To overcome these uncertainties, EPRI, both in collaboration with its member power companies and in joint efforts with EPA and DOE, initiated a comprehensive programme to collect more data. Tests are being conducted in pilot slipstream devices (ie using actual flue gas from power plants) and on full-scale systems, in some cases both at the same site. The experience to date has been on sites burning PRB coals, which inherently produce virtually no oxidised mercury. Results from the first few test sites show that the oxidation rate across SCR catalysts is a strong function of space velocity (a measure of the quantity of catalyst in the SCR relative to the flue gas flow rate). The tests averaged around 10-30 per cent oxidation of elemental mercury with fresh catalyst at space velocities normally found in SCR systems and was virtually zero on a catalyst that had been in use for slightly over one year. For bituminous coals, with chlorine present in the flue gas and intrinsic oxidised mercury levels > 65 per cent, initial field results suggest that the SCR catalyst will perform better as a mercury oxidation enhancer, potentially allowing the entire system to reduce mercury emissions by over 80 per cent. Tests to be conducted in late 2001 and early-mid 2002 should provide answers to these questions.

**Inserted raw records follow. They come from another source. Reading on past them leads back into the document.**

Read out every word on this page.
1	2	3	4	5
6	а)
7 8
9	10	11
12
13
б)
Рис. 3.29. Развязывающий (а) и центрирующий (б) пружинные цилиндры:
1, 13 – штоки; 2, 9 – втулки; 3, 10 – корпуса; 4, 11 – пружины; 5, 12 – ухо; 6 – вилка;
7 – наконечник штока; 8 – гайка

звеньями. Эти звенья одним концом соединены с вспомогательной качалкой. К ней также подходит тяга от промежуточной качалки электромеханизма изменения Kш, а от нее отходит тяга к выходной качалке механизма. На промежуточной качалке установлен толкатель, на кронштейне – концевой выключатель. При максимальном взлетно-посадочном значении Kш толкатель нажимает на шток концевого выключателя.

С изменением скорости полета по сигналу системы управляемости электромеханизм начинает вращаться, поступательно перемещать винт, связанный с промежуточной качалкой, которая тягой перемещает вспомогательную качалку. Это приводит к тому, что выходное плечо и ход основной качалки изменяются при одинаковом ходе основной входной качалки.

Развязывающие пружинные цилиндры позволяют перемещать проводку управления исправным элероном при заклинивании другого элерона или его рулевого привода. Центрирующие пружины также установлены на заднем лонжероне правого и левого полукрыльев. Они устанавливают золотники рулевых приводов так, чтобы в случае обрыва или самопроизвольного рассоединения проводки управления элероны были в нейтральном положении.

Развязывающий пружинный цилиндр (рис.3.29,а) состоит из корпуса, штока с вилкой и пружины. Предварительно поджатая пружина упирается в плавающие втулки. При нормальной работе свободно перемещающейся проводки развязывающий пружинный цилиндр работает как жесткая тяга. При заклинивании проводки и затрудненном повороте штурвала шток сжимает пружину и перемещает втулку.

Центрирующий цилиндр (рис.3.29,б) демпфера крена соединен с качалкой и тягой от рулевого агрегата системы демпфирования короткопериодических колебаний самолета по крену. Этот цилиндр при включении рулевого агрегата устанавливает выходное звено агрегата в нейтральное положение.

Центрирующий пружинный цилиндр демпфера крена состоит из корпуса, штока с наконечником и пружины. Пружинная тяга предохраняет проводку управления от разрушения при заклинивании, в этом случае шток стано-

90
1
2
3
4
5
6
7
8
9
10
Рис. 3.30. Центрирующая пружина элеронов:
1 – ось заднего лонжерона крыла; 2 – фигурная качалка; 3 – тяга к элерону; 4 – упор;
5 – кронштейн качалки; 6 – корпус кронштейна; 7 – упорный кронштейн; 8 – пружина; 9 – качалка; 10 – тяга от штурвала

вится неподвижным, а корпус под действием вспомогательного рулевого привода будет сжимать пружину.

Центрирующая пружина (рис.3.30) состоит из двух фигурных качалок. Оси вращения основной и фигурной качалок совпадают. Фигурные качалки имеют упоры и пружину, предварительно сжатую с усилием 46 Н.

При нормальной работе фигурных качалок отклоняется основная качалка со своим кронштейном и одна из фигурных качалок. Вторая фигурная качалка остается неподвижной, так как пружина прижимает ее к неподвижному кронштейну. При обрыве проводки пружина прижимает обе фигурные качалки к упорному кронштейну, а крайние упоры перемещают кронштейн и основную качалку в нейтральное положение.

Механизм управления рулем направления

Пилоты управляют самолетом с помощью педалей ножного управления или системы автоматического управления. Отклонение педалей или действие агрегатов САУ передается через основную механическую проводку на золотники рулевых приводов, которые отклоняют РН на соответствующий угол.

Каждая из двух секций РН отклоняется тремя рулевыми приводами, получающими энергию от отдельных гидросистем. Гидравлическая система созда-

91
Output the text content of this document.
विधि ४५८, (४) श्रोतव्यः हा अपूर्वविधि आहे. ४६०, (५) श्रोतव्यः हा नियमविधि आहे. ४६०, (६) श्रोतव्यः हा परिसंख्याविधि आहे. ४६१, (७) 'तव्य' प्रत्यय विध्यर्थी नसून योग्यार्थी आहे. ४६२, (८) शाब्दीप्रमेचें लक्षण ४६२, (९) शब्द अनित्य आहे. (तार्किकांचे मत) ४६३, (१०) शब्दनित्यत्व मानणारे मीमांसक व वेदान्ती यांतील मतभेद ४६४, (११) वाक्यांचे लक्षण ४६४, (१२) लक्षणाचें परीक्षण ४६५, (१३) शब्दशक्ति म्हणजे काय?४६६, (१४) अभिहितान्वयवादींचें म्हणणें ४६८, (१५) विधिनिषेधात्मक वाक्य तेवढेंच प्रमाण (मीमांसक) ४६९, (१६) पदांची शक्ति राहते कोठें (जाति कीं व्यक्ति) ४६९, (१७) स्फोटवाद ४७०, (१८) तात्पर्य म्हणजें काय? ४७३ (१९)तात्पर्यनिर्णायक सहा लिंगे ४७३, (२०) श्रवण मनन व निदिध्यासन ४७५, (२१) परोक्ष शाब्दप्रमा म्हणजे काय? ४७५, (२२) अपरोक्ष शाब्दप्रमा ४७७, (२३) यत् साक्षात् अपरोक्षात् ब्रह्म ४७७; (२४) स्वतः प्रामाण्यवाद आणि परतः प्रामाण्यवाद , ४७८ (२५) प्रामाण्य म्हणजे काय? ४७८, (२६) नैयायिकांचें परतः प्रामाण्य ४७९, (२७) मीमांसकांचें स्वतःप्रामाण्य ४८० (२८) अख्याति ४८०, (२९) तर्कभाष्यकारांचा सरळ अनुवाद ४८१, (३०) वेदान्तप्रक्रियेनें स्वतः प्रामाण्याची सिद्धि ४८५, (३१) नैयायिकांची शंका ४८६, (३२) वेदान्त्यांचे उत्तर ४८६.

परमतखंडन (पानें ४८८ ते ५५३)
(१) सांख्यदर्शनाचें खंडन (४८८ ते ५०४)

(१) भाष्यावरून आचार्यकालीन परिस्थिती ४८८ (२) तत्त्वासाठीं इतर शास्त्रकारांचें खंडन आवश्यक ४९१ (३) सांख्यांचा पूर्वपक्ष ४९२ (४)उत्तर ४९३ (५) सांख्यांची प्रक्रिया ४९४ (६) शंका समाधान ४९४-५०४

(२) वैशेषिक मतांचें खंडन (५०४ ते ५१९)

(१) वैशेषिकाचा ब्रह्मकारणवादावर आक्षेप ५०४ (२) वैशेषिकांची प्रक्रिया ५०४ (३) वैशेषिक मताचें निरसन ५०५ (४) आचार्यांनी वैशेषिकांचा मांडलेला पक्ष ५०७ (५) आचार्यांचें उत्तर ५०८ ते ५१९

Suppliers suggest that sorbent costs, assumed to be around $0.50/lb in our current estimates, could be reduced by moving to lower grade materials. Other approaches are being considered to reduce sorbent costs. The combined use of alkali (eg, calcium hydroxide) and ACI has been shown to reduce ACI demand considerably in a single, one-day test at a site firing low-sulphur eastern bituminous coal with sufficient chlorine to produce a high percentage of oxidised mercury. EPRI and DOE have also been seeking catalysts that could be used at low temperatures to oxidise mercury and enhance capture by SO2 controls. Palladium-based catalysts and some SCR-type catalysts can oxidise as much as 70-90 per cent of the elemental mercury in the flue gas.
EPRI is also beginning to assess the feasibility of injecting chemical additives to promote oxidation of mercury. Some form of chlorine, such as common salt or calcium chloride, are logical contenders, but most power plant operators are reluctant to add these corrosive materials to their boilers. This concern becomes more acute as the plants install deeply-staged low-NOx combustion systems to meet stringent NOx limits.
Taking another tack entirely, EPRI has patented the concept of adsorbing mercury on fixed structures coated with ultra-thin layers of materials that form amalgams with mercury (MerCAP, or Mercury Capture by Amalgamation Processes). These structures could be plates or banks of tubes placed in the duct between the ESP and stack (or SO2 control). Tests to date using gold-covered plates have been conducted only at a small pilot scale, but on actual flue gas from power plants, mostly PRB-fired. The results are promising from a performance perspective, but costs are, as yet, unknown.
PowerSpan's ElectroCatalytic Oxidation system is a recently announced processes that has shown 70-80 per cent mercury capture at the pilot-scale. A 50 MW demo of this combined NOx, SO2, mercury, and particulate control device is scheduled to start up in mid 2002.
EPRI believes that the technical community will have enough information on these emerging technologies to assess their capabilities and costs within the next three to five years, assuming continued support for their assessment and development.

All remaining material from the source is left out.